In my conversations with MBA students in a wide variety of industries the impact of technology on decision making is a keen topic of interest. Since AI hasn’t taken over decision making yet, decision making is evolving to merge domain theories (for example, marketing or finance theories and concepts), insights drawn from experience, real time data, humanistic perspectives along with social good priorities such as ethics and the environment.
Perhaps it’s the mash up of theories, data and experience that leads to creativity and innovation? For many people, they need to form a system level understanding of how data, theories and experience along with implementation realities interact as a foundation for making their insights, observations and conclusions. In other words, they need a deep or “gut” level understanding before their mind has that desired creative burst resulting in an insight.

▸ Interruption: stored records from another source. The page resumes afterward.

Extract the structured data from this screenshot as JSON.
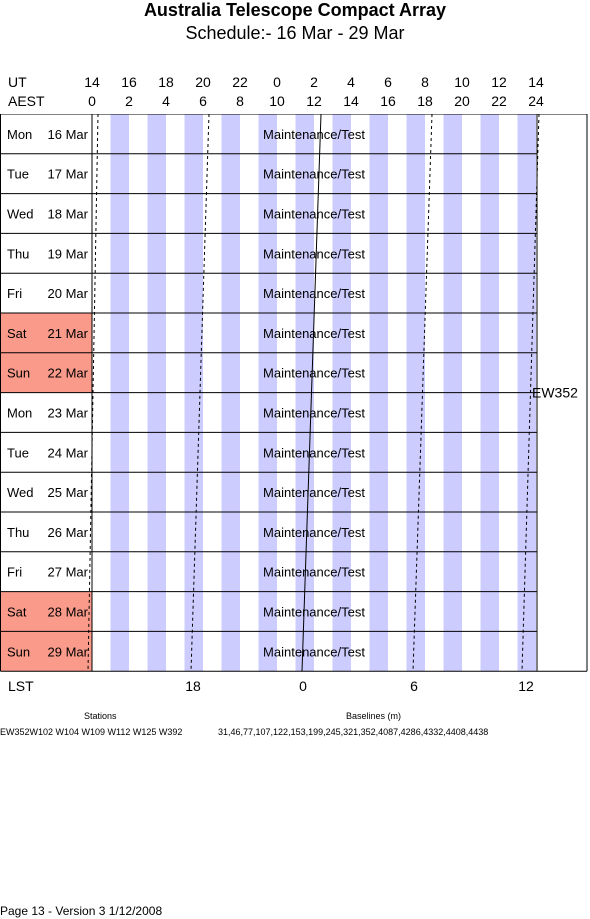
{
  "title": "Australia Telescope Compact Array",
  "subtitle": "Schedule:- 16 Mar - 29 Mar",
  "axis": {
    "ut_label": "UT",
    "aest_label": "AEST",
    "lst_label": "LST",
    "ut_ticks": [
      "14",
      "16",
      "18",
      "20",
      "22",
      "0",
      "2",
      "4",
      "6",
      "8",
      "10",
      "12",
      "14"
    ],
    "aest_ticks": [
      "0",
      "2",
      "4",
      "6",
      "8",
      "10",
      "12",
      "14",
      "16",
      "18",
      "20",
      "22",
      "24"
    ],
    "lst_ticks": [
      "18",
      "0",
      "6",
      "12"
    ]
  },
  "days": [
    {
      "dow": "Mon",
      "date": "16 Mar",
      "weekend": false,
      "block": "Maintenance/Test"
    },
    {
      "dow": "Tue",
      "date": "17 Mar",
      "weekend": false,
      "block": "Maintenance/Test"
    },
    {
      "dow": "Wed",
      "date": "18 Mar",
      "weekend": false,
      "block": "Maintenance/Test"
    },
    {
      "dow": "Thu",
      "date": "19 Mar",
      "weekend": false,
      "block": "Maintenance/Test"
    },
    {
      "dow": "Fri",
      "date": "20 Mar",
      "weekend": false,
      "block": "Maintenance/Test"
    },
    {
      "dow": "Sat",
      "date": "21 Mar",
      "weekend": true,
      "block": "Maintenance/Test"
    },
    {
      "dow": "Sun",
      "date": "22 Mar",
      "weekend": true,
      "block": "Maintenance/Test"
    },
    {
      "dow": "Mon",
      "date": "23 Mar",
      "weekend": false,
      "block": "Maintenance/Test"
    },
    {
      "dow": "Tue",
      "date": "24 Mar",
      "weekend": false,
      "block": "Maintenance/Test"
    },
    {
      "dow": "Wed",
      "date": "25 Mar",
      "weekend": false,
      "block": "Maintenance/Test"
    },
    {
      "dow": "Thu",
      "date": "26 Mar",
      "weekend": false,
      "block": "Maintenance/Test"
    },
    {
      "dow": "Fri",
      "date": "27 Mar",
      "weekend": false,
      "block": "Maintenance/Test"
    },
    {
      "dow": "Sat",
      "date": "28 Mar",
      "weekend": true,
      "block": "Maintenance/Test"
    },
    {
      "dow": "Sun",
      "date": "29 Mar",
      "weekend": true,
      "block": "Maintenance/Test"
    }
  ],
  "config_label": "EW352",
  "stations": {
    "heading": "Stations",
    "value": "EW352W102 W104 W109 W112 W125 W392"
  },
  "baselines": {
    "heading": "Baselines (m)",
    "value": "31,46,77,107,122,153,199,245,321,352,4087,4286,4332,4408,4438"
  },
  "footer": "Page 13 - Version 3  1/12/2008",
  "colors": {
    "stripe": "#ccccff",
    "weekend": "#fa9a8a",
    "grid": "#000000"
  }
}
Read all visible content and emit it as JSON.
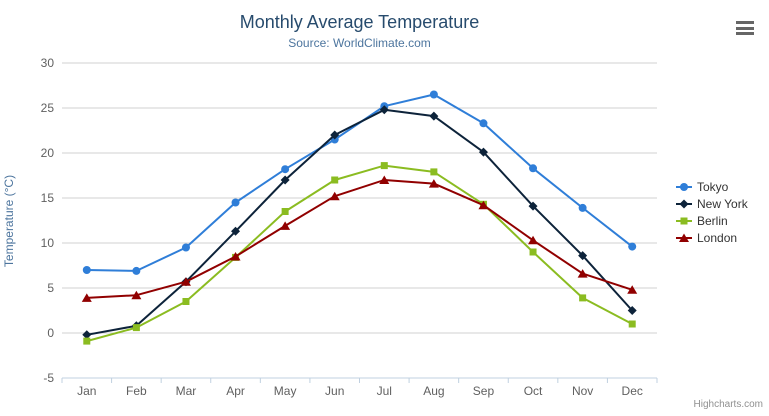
{
  "chart": {
    "title": "Monthly Average Temperature",
    "subtitle": "Source: WorldClimate.com",
    "yAxis_title": "Temperature (°C)"
  },
  "credits": {
    "label": "Highcharts.com"
  },
  "export_menu": {
    "icon": "hamburger-icon"
  },
  "colors": {
    "title": "#274b6d",
    "subtitle": "#4d759e",
    "axis_labels": "#606060",
    "gridline": "#d0d0d0",
    "axis_line": "#c0d0e0",
    "legend_text": "#333333",
    "credits_text": "#909090"
  },
  "chart_data": {
    "type": "line",
    "title": "Monthly Average Temperature",
    "subtitle": "Source: WorldClimate.com",
    "xlabel": "",
    "ylabel": "Temperature (°C)",
    "ylim": [
      -5,
      30
    ],
    "ytick_step": 5,
    "grid": true,
    "legend_position": "right",
    "categories": [
      "Jan",
      "Feb",
      "Mar",
      "Apr",
      "May",
      "Jun",
      "Jul",
      "Aug",
      "Sep",
      "Oct",
      "Nov",
      "Dec"
    ],
    "series": [
      {
        "name": "Tokyo",
        "color": "#2f7ed8",
        "marker": "circle",
        "values": [
          7.0,
          6.9,
          9.5,
          14.5,
          18.2,
          21.5,
          25.2,
          26.5,
          23.3,
          18.3,
          13.9,
          9.6
        ]
      },
      {
        "name": "New York",
        "color": "#0d233a",
        "marker": "diamond",
        "values": [
          -0.2,
          0.8,
          5.7,
          11.3,
          17.0,
          22.0,
          24.8,
          24.1,
          20.1,
          14.1,
          8.6,
          2.5
        ]
      },
      {
        "name": "Berlin",
        "color": "#8bbc21",
        "marker": "square",
        "values": [
          -0.9,
          0.6,
          3.5,
          8.4,
          13.5,
          17.0,
          18.6,
          17.9,
          14.3,
          9.0,
          3.9,
          1.0
        ]
      },
      {
        "name": "London",
        "color": "#910000",
        "marker": "triangle",
        "values": [
          3.9,
          4.2,
          5.7,
          8.5,
          11.9,
          15.2,
          17.0,
          16.6,
          14.2,
          10.3,
          6.6,
          4.8
        ]
      }
    ]
  }
}
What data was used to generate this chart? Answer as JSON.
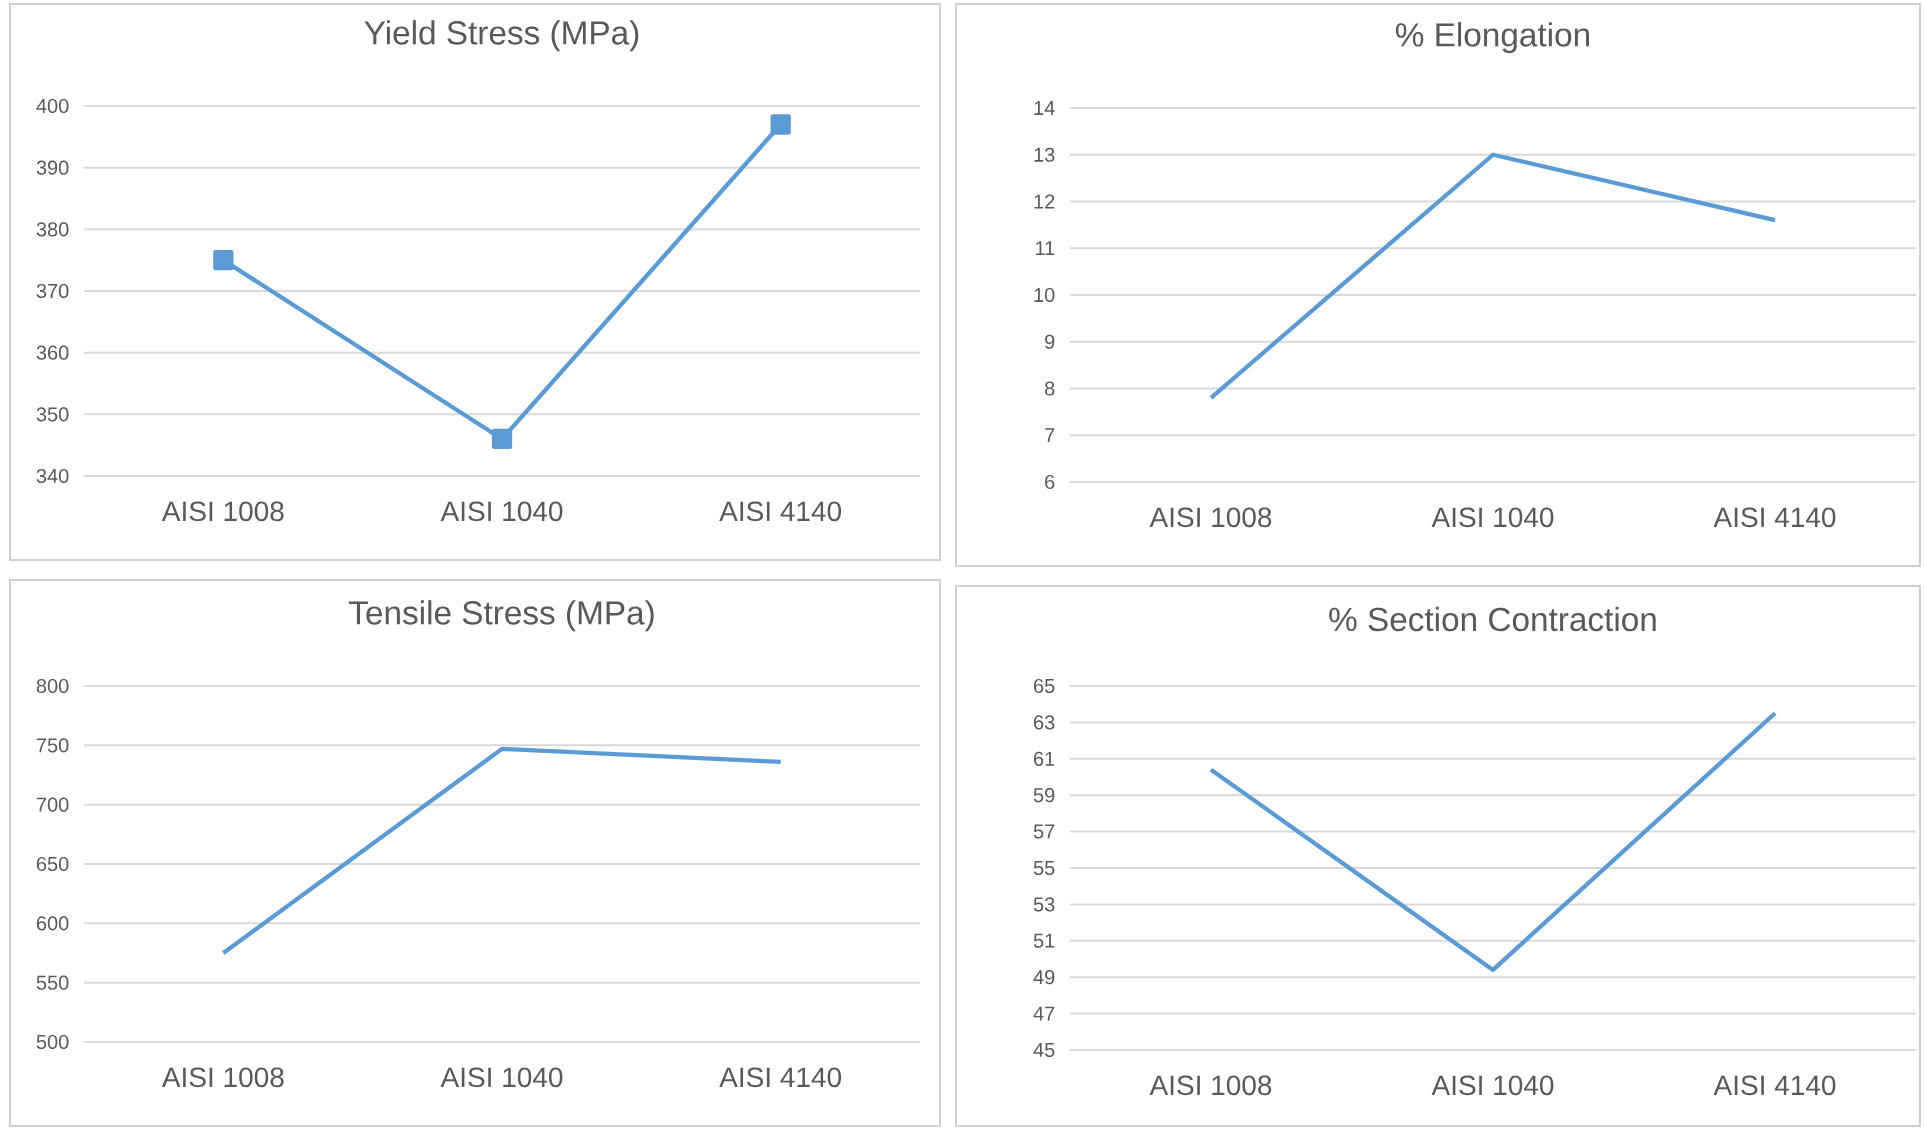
{
  "chart_data": [
    {
      "type": "line",
      "title": "Yield Stress (MPa)",
      "categories": [
        "AISI 1008",
        "AISI 1040",
        "AISI 4140"
      ],
      "marker": "square",
      "grid": "y",
      "ylim": [
        340,
        400
      ],
      "yticks": [
        340,
        350,
        360,
        370,
        380,
        390,
        400
      ],
      "series": [
        {
          "color": "#5b9bd5",
          "values": [
            375,
            346,
            397
          ]
        }
      ]
    },
    {
      "type": "line",
      "title": "% Elongation",
      "categories": [
        "AISI 1008",
        "AISI 1040",
        "AISI 4140"
      ],
      "grid": "y",
      "ylim": [
        6,
        14
      ],
      "yticks": [
        6,
        7,
        8,
        9,
        10,
        11,
        12,
        13,
        14
      ],
      "series": [
        {
          "color": "#5b9bd5",
          "values": [
            7.8,
            13,
            11.6
          ]
        }
      ]
    },
    {
      "type": "line",
      "title": "Tensile Stress (MPa)",
      "categories": [
        "AISI 1008",
        "AISI 1040",
        "AISI 4140"
      ],
      "grid": "y",
      "ylim": [
        500,
        800
      ],
      "yticks": [
        500,
        550,
        600,
        650,
        700,
        750,
        800
      ],
      "series": [
        {
          "color": "#5b9bd5",
          "values": [
            575,
            747,
            736
          ]
        }
      ]
    },
    {
      "type": "line",
      "title": "% Section Contraction",
      "categories": [
        "AISI 1008",
        "AISI 1040",
        "AISI 4140"
      ],
      "grid": "y",
      "ylim": [
        45,
        65
      ],
      "yticks": [
        45,
        47,
        49,
        51,
        53,
        55,
        57,
        59,
        61,
        63,
        65
      ],
      "series": [
        {
          "color": "#5b9bd5",
          "values": [
            60.4,
            49.4,
            63.5
          ]
        }
      ]
    }
  ]
}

This gut level understanding can be derived in a variety of ways, for example, learning many different theories, ideas and perspectives or investigating problems and solutions that are done in other fields, for example, accountants learning about the issues and solutions that lawyers have. Another way is through structured business cases. Cases are time compressed experiences but have a limitation in that they tend to have only one decision point and not a series of integrated decision points where the choice of one decision impacts the possibilities of the next decision. However, simulations do have this potential, in addition, simulations can combine the humanistic and people issues in the decision environment. Creating such simulations is an area of interest of mine and why I co-founded experientialsimulations.com as a mechanism to give students that “gut” level of understanding of topics such as project management and entrepreneurship. Until the day that we need to pay homage to our robot overlords, I see a continuing potential for human creativity derived from mashing data, theories and experience gained from real world and simulated activities.